A key argument for this approach is the 2003 observation by Tim Wu, now a Columbia University law professor, that packet switching inherently discriminates against time-sensitive applications. That is, packet switching without Net management can’t prevent degradation of time-sensitive services on a busy network.
President Obama largely followed this lead in his November 2014 speech advocating Net neutrality. He did not say that all bits should be treated equally but specified four rules: no blocking, no throttling, no special treatment at interconnections, and no paid prioritization to speed content transmission.
The industry’s view of Net neutrality has another key difference—it should allow companies to offer premium-priced services. A Nokia policy paper says that users should be able to “communicate with any other individual or business and access the lawful content of their choice free from any blocking or throttling, except in the case of reasonable network management needs, which are applied to all traffic in a consistent manner.” But the paper adds that “fee-based differentiation” should be allowed for specialized services, as long as it is transparent.
Carriers like this approach because adding premium services would give them a financial incentive to improve their networks. Critics counter that offering an express lane to premium customers could relegate other users to the slow lane, particularly in busy wireless networks. A crucial issue to be resolved is who pays for premium service.
The big technology question in the debate over Net neutrality is which approach to packet management would give the best performance now and in the future.
“Networks just plain don’t work worth s—t if you literally treat every packet exactly the same as every other packet,” said one engineer, who asked not to be named. Cisco’s Baker put it more delicately, saying that equal treatment for all packets “would be setting the industry back 20 years.”
That’s particularly true of wireless networks, where high demand and limited bandwidth make network management crucial. Take away priority coding and you break VoLTE, the first technology to offer major improvements in cellular voice quality. And without VoLTE or a similar packet-management scheme, there’s no obvious way to realize the FCC’s tentative plan to move wire-line telephony onto the Internet without degrading voice quality to cellphone level.
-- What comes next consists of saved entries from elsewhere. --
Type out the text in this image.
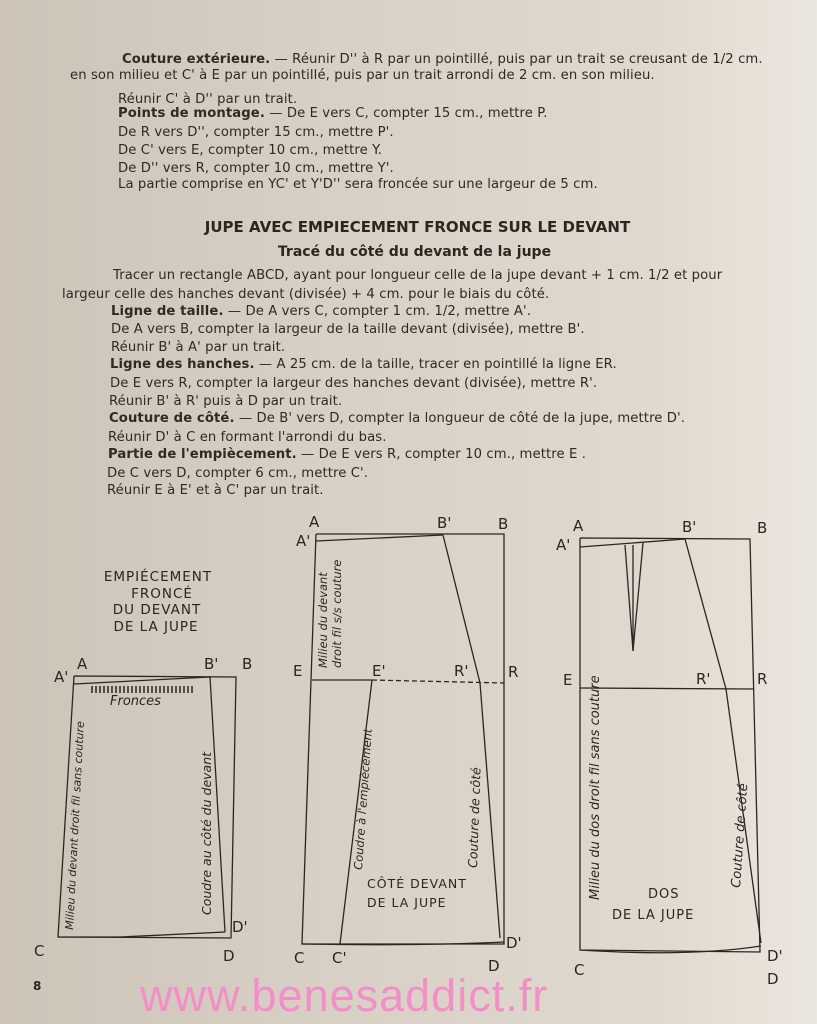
Couture extérieure. — Réunir D'' à R par un pointillé, puis par un trait se creusant de 1/2 cm.
en son milieu et C' à E par un pointillé, puis par un trait arrondi de 2 cm. en son milieu.
Réunir C' à D'' par un trait.
Points de montage. — De E vers C, compter 15 cm., mettre P.
De R vers D'', compter 15 cm., mettre P'.
De C' vers E, compter 10 cm., mettre Y.
De D'' vers R, compter 10 cm., mettre Y'.
La partie comprise en YC' et Y'D'' sera froncée sur une largeur de 5 cm.
JUPE AVEC EMPIECEMENT FRONCE SUR LE DEVANT
Tracé du côté du devant de la jupe
Tracer un rectangle ABCD, ayant pour longueur celle de la jupe devant + 1 cm. 1/2 et pour
largeur celle des hanches devant (divisée) + 4 cm. pour le biais du côté.
Ligne de taille. — De A vers C, compter 1 cm. 1/2, mettre A'.
De A vers B, compter la largeur de la taille devant (divisée), mettre B'.
Réunir B' à A' par un trait.
Ligne des hanches. — A 25 cm. de la taille, tracer en pointillé la ligne ER.
De E vers R, compter la largeur des hanches devant (divisée), mettre R'.
Réunir B' à R' puis à D par un trait.
Couture de côté. — De B' vers D, compter la longueur de côté de la jupe, mettre D'.
Réunir D' à C en formant l'arrondi du bas.
Partie de l'empiècement. — De E vers R, compter 10 cm., mettre E .
De C vers D, compter 6 cm., mettre C'.
Réunir E à E' et à C' par un trait.
EMPIÉCEMENT
FRONCÉ
DU DEVANT
DE LA JUPE
A'
A	B' B
C
D'
D
Fronces
Milieu du devant droit fil sans couture	Coudre au côté du devant
A
A'
B'	B
E	E'	R'	R
C C'
D'
D
Milieu du devant droit fil s/s couture
Coudre à l'empiècement	Couture de côté
CÔTÉ DEVANT
DE LA JUPE
A
A'
B'	B
E	R'	R
C
D'
D
Milieu du dos droit fil sans couture	Couture de côté
DOS
DE LA JUPE
8 www.benesaddict.fr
Other proposed services also depend on priority coding. “If the Internet of Things develops, a lot of applications will require accurate real-time data to work well,” says Jeff Campbell, vice president of global policy and government affairs at Cisco. Telemedicine, teleoperation of remote devices, and real-time interaction among autonomous vehicles could be problematic if data packets could get stalled at peak congestion times.
Some analysts argue that packet scheduling could throttle other traffic by limiting the unscheduled bandwidth. But others counter that this should not be a problem in a well-designed network, one with adequate capacity and interconnections.
As undemocratic as packet scheduling may be, it seems the best technology available for delivering a mixture of time-sensitive and -insensitive services. “Some Net neutrality advocates are convinced that any kind of management will create bad results, but they’re not willing to accept that having no management will also have bad results,” says a senior Nokia engineer.
So, Internet purists take heed: Traffic management is as vital on the Internet as it is on streets and highways.